With the change in Mississippi law and the subsequent growing appreciation for craft beer, the climate is perfect for new breweries to thrive. Lucky Town Brewery was the second brewery to hit Mississippi in 2011, putting out their first product in 2012. That year Lucky Town brewed the first Belgian style blonde ale– Ballistic Blonde–which was widely distributed in Mississippi and is now available in surrounding states.
“We decided to open a brewery here because we love Jackson and Mississippi and see the potential here. It was a high-risk, high-reward scenario being the first to open here in Jackson, and one of the first few in the state, but we were willing to take that chance to get in on the forefront of a movement that we thought was destined to keep growing,” says Lucky Town founder Lucas Simmons.

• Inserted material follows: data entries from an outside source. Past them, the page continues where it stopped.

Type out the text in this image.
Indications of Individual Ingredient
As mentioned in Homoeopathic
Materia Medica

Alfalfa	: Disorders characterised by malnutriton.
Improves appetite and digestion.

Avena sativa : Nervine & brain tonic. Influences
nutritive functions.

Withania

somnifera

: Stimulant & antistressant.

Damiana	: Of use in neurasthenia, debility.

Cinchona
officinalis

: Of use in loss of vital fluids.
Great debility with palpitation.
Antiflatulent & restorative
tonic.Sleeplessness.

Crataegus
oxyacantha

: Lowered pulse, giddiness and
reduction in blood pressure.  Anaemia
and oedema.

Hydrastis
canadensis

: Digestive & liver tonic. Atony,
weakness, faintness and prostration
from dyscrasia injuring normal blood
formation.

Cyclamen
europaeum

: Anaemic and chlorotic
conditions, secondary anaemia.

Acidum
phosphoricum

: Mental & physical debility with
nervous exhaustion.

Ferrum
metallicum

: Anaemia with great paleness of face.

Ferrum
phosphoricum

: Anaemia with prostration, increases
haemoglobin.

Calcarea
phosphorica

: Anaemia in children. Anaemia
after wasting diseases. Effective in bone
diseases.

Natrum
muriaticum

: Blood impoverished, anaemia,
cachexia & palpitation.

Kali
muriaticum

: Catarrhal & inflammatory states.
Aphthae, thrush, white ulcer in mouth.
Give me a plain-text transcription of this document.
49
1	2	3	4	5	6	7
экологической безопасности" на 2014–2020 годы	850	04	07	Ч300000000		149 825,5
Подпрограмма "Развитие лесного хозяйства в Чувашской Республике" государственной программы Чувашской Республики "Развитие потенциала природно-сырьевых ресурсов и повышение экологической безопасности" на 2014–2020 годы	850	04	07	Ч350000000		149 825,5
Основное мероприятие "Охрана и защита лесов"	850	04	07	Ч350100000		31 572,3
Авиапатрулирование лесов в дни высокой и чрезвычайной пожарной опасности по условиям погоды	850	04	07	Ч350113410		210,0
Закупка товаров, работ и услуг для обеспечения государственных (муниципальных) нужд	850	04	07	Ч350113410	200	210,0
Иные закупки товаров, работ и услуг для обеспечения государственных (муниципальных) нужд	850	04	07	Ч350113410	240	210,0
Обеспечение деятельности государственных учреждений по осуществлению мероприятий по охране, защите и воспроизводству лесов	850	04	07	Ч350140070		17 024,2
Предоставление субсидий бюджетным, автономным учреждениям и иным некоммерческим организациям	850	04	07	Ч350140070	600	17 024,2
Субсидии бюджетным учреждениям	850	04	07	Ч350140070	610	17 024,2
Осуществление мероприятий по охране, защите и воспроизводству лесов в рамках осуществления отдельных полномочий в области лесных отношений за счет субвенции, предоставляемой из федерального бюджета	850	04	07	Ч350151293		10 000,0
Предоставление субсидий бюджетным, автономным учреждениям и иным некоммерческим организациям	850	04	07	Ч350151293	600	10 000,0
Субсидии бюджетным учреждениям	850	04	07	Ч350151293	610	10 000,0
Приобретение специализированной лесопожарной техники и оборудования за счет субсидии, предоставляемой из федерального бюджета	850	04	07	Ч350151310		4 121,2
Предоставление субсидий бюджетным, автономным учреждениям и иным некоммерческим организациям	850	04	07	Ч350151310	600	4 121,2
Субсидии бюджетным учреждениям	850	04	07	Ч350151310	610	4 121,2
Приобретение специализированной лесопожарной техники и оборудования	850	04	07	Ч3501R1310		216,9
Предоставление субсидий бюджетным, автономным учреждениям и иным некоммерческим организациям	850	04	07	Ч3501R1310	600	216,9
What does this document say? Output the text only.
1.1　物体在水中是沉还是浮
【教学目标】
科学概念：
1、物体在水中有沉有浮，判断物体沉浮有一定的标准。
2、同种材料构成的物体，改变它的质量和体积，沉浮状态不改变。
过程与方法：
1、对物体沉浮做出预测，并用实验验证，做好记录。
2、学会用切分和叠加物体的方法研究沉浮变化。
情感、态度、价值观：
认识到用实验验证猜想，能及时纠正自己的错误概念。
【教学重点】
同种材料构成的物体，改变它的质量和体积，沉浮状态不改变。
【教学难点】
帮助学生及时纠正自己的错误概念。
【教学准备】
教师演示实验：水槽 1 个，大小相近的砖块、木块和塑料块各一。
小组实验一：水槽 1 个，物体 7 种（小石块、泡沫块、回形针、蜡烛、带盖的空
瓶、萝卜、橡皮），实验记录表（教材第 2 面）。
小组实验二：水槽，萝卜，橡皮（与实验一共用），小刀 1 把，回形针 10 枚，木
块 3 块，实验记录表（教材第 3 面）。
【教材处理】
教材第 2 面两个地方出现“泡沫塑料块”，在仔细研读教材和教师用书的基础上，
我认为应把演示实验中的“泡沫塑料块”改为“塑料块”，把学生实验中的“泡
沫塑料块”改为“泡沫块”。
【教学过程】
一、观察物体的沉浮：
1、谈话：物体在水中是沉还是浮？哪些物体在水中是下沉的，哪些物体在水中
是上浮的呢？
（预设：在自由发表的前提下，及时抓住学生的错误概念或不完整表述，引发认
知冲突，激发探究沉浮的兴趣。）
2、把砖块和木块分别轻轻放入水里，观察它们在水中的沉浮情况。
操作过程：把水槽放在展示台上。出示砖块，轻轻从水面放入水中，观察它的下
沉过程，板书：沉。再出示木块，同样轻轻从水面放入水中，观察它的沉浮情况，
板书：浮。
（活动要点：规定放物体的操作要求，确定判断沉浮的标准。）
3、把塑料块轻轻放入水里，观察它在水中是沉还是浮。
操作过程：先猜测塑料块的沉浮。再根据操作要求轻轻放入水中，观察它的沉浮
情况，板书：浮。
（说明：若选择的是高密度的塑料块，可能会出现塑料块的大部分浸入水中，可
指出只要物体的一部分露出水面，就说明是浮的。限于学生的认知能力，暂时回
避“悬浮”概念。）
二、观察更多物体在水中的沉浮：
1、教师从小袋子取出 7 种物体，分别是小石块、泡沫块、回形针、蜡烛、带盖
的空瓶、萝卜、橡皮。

As one of Mississippi’s craft beer pioneers, Simmons has also been able to make meaningful partnerships with restaurateurs and chefs who are fellow beer lovers, like Jesse Houston of the notable Jackson restaurant, Saltine.
Houston has loved good beer since his Le Cordon Bleu days in Austin, Texas, which is why moving to Mississippi in 2010 with its limiting beer laws was initially disheartening.
“When I got to Mississippi, I was pumped to see a ton of beers I hadn’t had before, but after sampling my way through them, was quickly disappointed,” Houston says. “With the exception of a few stars–I drank the heck out of Lazy Magnolia Indian Summer when I first moved here–I was overall let down, and I switched my attention away from beer and onto craft cocktails.”
However, after the ABV increase, Houston was able to get creative with the beers he offers at Saltine, including a “Saltine Stout”–a proprietary imperial oyster stout for the restaurant made by Lucky Town using gulf oysters and saltine crackers.
Perhaps one of the most obvious beneficiaries of Mississippi’s evolving craft beer culture is the rise of beer venues like Mahogany Bar, a whiskey, beer and cocktail bar in Hattiesburg. Once the law relaxed, the business went from being a six-tap macro bar to one of Draft magazine’s  100 best beer bars for two years in a row. General manager Dusty Frierson says that while the bar had a rather large beer list even ten years ago, most of their selection was pedestrian–the craziest they got was Heineken–with a big chunk made up of bottled brews.
“I was always wanting to boost the beer up a bit, but frankly the stuff wasn’t there with the ABV cap,” Frierson says. “When the law changed, we had all been carrying import and it was a total game changer–biggest game changer in this space in 28 years.” Now Mahogany Bar has an expansive, multi-page beer list with a wide selection of imported, domestic, regional and now local drafts.
Craft beer advocates in Mississippi say the state could make additional improvements to be more competitive with neighboring states. Though there are tasting rooms at breweries for tours, laws still prohibit brewers from selling direct to consumer, even onsite. So while the ABV cap has loosened to allow breweries and imbibers more freedom, craft beer fans would like to do away with it altogether.